O padrão mais comum de fracasso é: o escritório define um calendário ambicioso, os dois primeiros textos saem porque há entusiasmo inicial, e a partir do terceiro mês a agenda do sócio absorve o tempo que sobraria para escrever. O problema não é falta de disciplina — é um processo que depende de tempo que, estruturalmente, não existe na rotina de quem sustenta o escritório.

Como desenhar um processo que sobrevive à agenda cheia de um sócio

Reserve o tempo do sócio só para o que exige julgamento técnico: validar pauta, revisar tese, aprovar publicação. O resto é produção, e produção pode ser delegada.

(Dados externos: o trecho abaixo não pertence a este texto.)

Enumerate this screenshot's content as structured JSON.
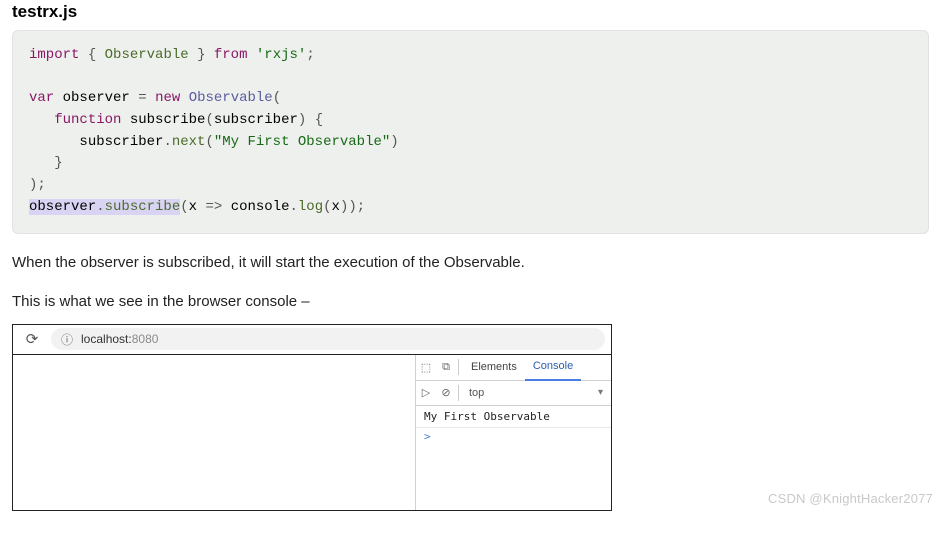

Um formato que funciona bem: reuniões curtas e recorrentes (20 a 30 minutos, quinzenais ou mensais) onde o sócio comenta, em linguagem livre, as perguntas e situações mais recorrentes com clientes. Essa conversa, gravada ou anotada, vira matéria-prima para vários textos, produzidos por quem cuida do conteúdo, e devolvidos ao sócio apenas para validação final — não para escrita do zero.

O que colocar num calendário editorial jurídico, na prática

Tema, palavra-chave alvo, persona, formato, responsável pela validação técnica e data de publicação — o mínimo para que ninguém precise adivinhar o próximo passo.

Um calendário editorial não precisa ser complexo para funcionar — precisa ser claro o suficiente para que qualquer pessoa da equipe saiba, olhando para ele, o que está pendente e quem é responsável por cada etapa. Ferramentas simples (planilha, quadro Kanban) costumam funcionar melhor do que sistemas robustos, porque reduzem o atrito de manter atualizado.

Perguntas frequentes

Com que frequência um escritório de advocacia deveria publicar no blog?
Frequência importa menos do que consistência. Dois textos bem estruturados por mês, publicados de forma previsível ao longo de um ano, superam uma sequência irregular de publicações intensas seguidas de meses de silêncio.
Quem deveria ser o responsável pelo calendário editorial dentro do escritório?
Idealmente uma pessoa (interna ou da agência responsável) com visão do todo, que cobra prazos e organiza o fluxo — sem depender de um sócio para essa função operacional, que consome tempo desproporcional ao seu valor.
O que fazer quando o calendário atrasa?
Ajustar a cadência antes de abandonar o processo. Um calendário mais realista e sustentado é mais valioso do que um ambicioso que para no terceiro mês.